In cub, using block reduce, each block handles multiple elements. The canonical way to do this in cub is to define a local array of a size that, when multiplied by the block size, is equal or larger than the size of each segment you want to reduce. You do a cub block load into this local array, then do the block reduce, specialized for the size of the local array. For large segments (segment size >> block size) this gets unwieldy (the large local array is inconvenient). Alternatively you could preface the block load in cub with a block-striding loop to load the segment into one element per thread, and then use the cub example you linked more or less unmodified for the remainder of the kernel. The block-stride loop is given by example below.

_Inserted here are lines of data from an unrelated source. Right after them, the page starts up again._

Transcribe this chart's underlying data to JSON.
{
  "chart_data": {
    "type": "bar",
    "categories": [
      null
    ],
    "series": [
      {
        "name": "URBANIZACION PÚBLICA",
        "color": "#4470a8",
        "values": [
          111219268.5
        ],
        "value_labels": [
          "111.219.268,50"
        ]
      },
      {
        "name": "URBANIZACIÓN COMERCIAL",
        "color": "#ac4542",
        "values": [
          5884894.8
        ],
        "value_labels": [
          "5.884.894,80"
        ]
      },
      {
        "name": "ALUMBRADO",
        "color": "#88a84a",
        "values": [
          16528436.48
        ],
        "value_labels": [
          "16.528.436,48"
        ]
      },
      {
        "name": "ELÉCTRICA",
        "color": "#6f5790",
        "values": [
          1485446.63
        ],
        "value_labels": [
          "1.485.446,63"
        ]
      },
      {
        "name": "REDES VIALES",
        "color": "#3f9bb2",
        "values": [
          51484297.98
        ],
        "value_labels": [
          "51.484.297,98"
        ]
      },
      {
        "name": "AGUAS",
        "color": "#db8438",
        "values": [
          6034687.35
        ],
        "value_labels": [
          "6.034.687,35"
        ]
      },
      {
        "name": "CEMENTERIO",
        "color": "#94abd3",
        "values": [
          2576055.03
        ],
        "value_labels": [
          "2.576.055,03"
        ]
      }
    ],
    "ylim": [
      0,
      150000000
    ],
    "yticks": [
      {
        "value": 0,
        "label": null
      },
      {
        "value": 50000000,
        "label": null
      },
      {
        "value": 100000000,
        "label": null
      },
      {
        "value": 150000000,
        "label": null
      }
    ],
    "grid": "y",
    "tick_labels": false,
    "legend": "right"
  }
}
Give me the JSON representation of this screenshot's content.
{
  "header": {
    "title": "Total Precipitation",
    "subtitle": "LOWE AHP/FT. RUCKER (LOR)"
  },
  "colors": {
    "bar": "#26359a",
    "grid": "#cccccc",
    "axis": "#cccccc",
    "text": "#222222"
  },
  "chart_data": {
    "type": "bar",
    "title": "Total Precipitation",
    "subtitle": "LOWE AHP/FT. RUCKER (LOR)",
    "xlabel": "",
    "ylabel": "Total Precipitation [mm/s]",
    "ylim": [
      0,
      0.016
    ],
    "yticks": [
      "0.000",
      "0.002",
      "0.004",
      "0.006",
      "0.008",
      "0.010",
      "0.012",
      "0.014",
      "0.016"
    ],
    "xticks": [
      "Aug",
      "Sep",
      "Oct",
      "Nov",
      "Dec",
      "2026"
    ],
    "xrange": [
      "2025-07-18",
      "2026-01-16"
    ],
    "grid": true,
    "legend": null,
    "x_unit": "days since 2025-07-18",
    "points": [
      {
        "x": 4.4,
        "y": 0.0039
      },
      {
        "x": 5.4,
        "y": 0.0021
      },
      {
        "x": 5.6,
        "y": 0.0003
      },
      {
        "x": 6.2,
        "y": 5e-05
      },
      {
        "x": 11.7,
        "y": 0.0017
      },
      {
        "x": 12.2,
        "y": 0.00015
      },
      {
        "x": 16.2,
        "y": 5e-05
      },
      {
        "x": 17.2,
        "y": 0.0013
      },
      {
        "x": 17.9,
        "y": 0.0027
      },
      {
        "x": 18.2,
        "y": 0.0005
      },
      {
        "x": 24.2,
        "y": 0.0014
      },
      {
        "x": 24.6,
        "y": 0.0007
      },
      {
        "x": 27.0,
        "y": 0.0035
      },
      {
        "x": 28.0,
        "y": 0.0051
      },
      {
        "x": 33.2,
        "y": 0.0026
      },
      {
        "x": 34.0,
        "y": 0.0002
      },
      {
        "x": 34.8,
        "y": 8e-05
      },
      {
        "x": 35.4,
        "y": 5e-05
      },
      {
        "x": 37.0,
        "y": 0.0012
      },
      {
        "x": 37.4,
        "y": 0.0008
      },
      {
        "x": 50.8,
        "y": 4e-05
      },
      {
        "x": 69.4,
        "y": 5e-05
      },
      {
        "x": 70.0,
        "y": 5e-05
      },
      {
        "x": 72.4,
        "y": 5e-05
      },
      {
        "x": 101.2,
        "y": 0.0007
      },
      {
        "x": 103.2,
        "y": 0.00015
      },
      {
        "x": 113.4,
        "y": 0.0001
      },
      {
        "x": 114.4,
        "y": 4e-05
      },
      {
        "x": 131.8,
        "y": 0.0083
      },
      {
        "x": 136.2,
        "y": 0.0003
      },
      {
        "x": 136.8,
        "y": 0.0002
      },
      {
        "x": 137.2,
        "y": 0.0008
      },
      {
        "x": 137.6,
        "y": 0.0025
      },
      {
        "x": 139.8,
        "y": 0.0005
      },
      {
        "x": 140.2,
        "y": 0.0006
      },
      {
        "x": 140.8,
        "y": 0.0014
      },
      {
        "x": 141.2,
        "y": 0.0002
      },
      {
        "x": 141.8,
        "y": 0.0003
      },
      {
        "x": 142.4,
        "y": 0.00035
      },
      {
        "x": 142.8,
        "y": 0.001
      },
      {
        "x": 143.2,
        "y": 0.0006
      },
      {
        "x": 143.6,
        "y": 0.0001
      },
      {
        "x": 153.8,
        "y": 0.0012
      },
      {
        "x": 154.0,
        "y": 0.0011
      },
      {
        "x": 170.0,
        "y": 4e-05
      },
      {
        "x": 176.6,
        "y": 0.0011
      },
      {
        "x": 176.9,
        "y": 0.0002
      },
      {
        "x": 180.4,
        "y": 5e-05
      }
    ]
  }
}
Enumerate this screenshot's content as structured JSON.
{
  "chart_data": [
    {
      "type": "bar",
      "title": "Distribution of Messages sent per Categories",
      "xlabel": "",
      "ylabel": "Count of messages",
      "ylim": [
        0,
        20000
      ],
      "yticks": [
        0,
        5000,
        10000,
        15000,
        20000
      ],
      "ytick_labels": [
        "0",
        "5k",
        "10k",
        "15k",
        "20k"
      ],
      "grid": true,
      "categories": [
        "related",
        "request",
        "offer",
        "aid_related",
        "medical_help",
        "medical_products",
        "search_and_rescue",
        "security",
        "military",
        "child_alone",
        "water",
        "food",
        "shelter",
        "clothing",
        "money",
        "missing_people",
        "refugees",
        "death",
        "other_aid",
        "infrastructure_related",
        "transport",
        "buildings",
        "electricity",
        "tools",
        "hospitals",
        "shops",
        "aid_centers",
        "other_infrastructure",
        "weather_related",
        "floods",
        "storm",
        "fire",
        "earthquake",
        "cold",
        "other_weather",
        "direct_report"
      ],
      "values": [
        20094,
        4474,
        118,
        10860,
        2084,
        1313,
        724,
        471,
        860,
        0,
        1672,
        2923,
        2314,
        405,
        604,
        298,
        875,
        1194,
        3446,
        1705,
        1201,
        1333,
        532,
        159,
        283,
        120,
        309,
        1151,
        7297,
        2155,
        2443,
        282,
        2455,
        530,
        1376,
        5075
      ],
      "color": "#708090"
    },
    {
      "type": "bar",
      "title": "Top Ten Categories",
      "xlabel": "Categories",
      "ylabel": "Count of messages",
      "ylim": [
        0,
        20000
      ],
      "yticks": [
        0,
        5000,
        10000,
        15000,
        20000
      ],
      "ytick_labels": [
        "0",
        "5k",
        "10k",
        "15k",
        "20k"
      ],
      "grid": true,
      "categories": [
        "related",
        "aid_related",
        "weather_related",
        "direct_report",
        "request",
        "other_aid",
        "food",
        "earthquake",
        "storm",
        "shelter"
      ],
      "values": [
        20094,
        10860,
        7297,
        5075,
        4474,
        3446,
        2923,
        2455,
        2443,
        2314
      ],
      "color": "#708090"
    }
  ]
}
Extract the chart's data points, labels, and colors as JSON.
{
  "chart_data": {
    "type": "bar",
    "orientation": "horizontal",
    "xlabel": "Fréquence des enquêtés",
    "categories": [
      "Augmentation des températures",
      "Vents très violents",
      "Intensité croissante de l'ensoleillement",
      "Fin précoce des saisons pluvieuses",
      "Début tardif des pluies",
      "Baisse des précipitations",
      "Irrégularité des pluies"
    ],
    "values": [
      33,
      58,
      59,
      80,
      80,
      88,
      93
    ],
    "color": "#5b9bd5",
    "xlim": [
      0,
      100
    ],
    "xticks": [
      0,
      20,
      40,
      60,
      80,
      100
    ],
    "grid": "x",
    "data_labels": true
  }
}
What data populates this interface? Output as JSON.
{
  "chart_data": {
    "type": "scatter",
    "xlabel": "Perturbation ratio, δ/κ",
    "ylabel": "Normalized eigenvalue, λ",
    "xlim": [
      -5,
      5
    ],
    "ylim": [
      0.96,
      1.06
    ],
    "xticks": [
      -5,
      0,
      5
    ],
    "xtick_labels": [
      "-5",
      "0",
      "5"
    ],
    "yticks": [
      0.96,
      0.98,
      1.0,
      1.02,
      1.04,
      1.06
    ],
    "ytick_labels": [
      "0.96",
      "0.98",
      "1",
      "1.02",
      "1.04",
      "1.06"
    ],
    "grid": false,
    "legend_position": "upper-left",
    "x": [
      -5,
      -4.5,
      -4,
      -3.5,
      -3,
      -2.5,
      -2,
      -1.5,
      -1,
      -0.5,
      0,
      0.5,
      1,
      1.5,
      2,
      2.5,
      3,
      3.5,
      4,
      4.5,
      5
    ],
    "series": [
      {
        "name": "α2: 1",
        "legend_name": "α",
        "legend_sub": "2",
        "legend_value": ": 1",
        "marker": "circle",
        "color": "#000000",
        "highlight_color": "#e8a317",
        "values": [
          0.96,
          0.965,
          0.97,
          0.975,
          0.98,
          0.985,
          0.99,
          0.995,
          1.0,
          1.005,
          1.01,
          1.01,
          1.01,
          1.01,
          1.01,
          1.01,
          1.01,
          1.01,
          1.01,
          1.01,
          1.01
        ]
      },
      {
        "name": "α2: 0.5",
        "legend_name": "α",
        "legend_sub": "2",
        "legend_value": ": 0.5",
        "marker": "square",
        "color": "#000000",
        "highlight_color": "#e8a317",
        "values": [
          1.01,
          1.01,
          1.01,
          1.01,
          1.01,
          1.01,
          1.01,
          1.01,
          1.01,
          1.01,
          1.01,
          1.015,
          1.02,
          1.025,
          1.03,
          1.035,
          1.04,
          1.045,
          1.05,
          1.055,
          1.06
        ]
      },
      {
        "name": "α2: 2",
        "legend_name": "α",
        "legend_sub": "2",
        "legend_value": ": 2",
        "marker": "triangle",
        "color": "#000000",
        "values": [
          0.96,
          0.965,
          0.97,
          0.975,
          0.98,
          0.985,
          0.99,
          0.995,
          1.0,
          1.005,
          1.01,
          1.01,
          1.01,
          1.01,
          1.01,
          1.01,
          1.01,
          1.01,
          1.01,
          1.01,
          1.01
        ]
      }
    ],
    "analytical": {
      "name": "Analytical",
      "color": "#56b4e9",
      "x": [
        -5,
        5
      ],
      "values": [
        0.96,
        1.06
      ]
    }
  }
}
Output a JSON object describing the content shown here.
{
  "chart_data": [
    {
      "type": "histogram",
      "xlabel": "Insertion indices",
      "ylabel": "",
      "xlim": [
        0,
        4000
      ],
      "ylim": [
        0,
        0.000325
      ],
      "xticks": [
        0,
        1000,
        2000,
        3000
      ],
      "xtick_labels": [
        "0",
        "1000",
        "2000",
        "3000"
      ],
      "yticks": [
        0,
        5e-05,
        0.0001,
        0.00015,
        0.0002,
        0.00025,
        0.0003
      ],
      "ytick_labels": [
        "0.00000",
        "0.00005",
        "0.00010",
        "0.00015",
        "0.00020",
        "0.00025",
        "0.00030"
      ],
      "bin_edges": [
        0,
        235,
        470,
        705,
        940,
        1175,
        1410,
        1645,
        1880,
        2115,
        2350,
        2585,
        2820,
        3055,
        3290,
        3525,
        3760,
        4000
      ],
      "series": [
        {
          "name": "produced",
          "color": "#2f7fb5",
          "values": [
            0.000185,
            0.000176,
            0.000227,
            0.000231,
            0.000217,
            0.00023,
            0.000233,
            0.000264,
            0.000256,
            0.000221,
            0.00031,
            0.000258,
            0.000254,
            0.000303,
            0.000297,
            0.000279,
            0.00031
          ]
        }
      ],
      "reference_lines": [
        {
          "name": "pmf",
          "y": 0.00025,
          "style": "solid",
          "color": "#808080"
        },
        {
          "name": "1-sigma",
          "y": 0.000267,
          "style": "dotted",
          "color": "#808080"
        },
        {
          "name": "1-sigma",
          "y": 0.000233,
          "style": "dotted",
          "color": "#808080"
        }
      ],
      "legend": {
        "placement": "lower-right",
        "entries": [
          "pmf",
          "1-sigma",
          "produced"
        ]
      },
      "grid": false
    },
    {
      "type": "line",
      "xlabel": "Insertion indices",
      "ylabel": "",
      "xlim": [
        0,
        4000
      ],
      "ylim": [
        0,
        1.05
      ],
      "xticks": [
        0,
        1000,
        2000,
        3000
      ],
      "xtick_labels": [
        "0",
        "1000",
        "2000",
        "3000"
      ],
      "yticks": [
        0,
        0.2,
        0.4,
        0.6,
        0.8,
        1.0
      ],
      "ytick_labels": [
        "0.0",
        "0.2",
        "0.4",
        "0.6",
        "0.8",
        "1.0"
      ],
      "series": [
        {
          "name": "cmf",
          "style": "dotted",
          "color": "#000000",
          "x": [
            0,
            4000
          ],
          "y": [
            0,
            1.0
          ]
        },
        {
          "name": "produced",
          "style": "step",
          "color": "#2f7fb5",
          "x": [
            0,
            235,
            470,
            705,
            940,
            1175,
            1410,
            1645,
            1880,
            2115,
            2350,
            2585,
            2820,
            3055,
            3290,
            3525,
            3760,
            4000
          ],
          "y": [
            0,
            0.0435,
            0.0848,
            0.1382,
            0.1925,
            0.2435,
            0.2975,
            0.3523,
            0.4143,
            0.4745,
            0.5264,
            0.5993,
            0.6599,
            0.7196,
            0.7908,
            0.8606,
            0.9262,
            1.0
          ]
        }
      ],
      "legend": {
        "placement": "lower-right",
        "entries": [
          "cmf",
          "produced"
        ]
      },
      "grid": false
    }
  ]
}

Thrust should be pretty easy to implement with reduce_by_key. If it were me, and I wanted a cub-like approach, I would probably just implement my own block-striding segmented reduce. I’m pretty sure I’ve posted examples of a block-stride segmented reduction here on this forum, but I can’t locate at the moment, so here is something:
$ cat t1530.cu
#include <iostream>
// designed to work only with threads per block = 1024
// K = size of segment
// warp shuffles may need adjustment for 64-bit T
template <typename T>
__global__ void seg_red(const T * __restrict__ in, T * __restrict__ out, const size_t K){
__shared__ T sdata[32];
int tid = threadIdx.x;
unsigned mask = 0xFFFFFFFFU;
int lane = threadIdx.x % warpSize; // could be optimized for warpSize = 32
int warpID = threadIdx.x / warpSize; // could be optimized for warpSize = 32
size_t my_idx = threadIdx.x+K*blockIdx.x;
T sum = 0;
while (my_idx < K*(blockIdx.x+1)){
sum += in[my_idx];
my_idx += blockDim.x;}
// 1st warp-shuffle reduction
for (int offset = warpSize>>1; offset > 0; offset >>= 1)
sum += __shfl_down_sync(mask, sum, offset);
if (lane == 0) sdata[warpID] = sum;
__syncthreads(); // put warp results in shared mem
// hereafter, just warp 0
if (warpID == 0){
// reload val from shared mem
sum = sdata[lane];
// final warp-shuffle reduction
for (int offset = warpSize>>1; offset > 0; offset >>= 1)
sum += __shfl_down_sync(mask, sum, offset);
if (tid == 0) out[blockIdx.x] = sum;
}
}
typedef float myt;
int main(){
size_t K = 1048576, M = 200; // modifiable
myt *d_in, *d_out, *h_in, *h_out;
h_in = new myt[K*M];
h_out = new myt[M];
cudaMalloc(&d_in, K*M*sizeof(myt));
cudaMalloc(&d_out, M*sizeof(myt));
for (int i = 0; i < K*M; i++) h_in[i] = 1;
cudaMemcpy(d_in, h_in, K*M*sizeof(myt), cudaMemcpyHostToDevice);
seg_red<<<M, 1024>>>(d_in, d_out, K);
cudaMemcpy(h_out, d_out, M*sizeof(myt), cudaMemcpyDeviceToHost);
for (int i = 0; i < M; i++) if (h_out[i] != K){std::cout << "mismatch at: " << i << " was: " << h_out[i] << " should be: " << K << std::endl; return 0;}
std::cout << "success" << std::endl;
return 0;
}
$ nvcc -o t1530 t1530.cu
$ cuda-memcheck ./t1530
========= CUDA-MEMCHECK
success
========= ERROR SUMMARY: 0 errors
$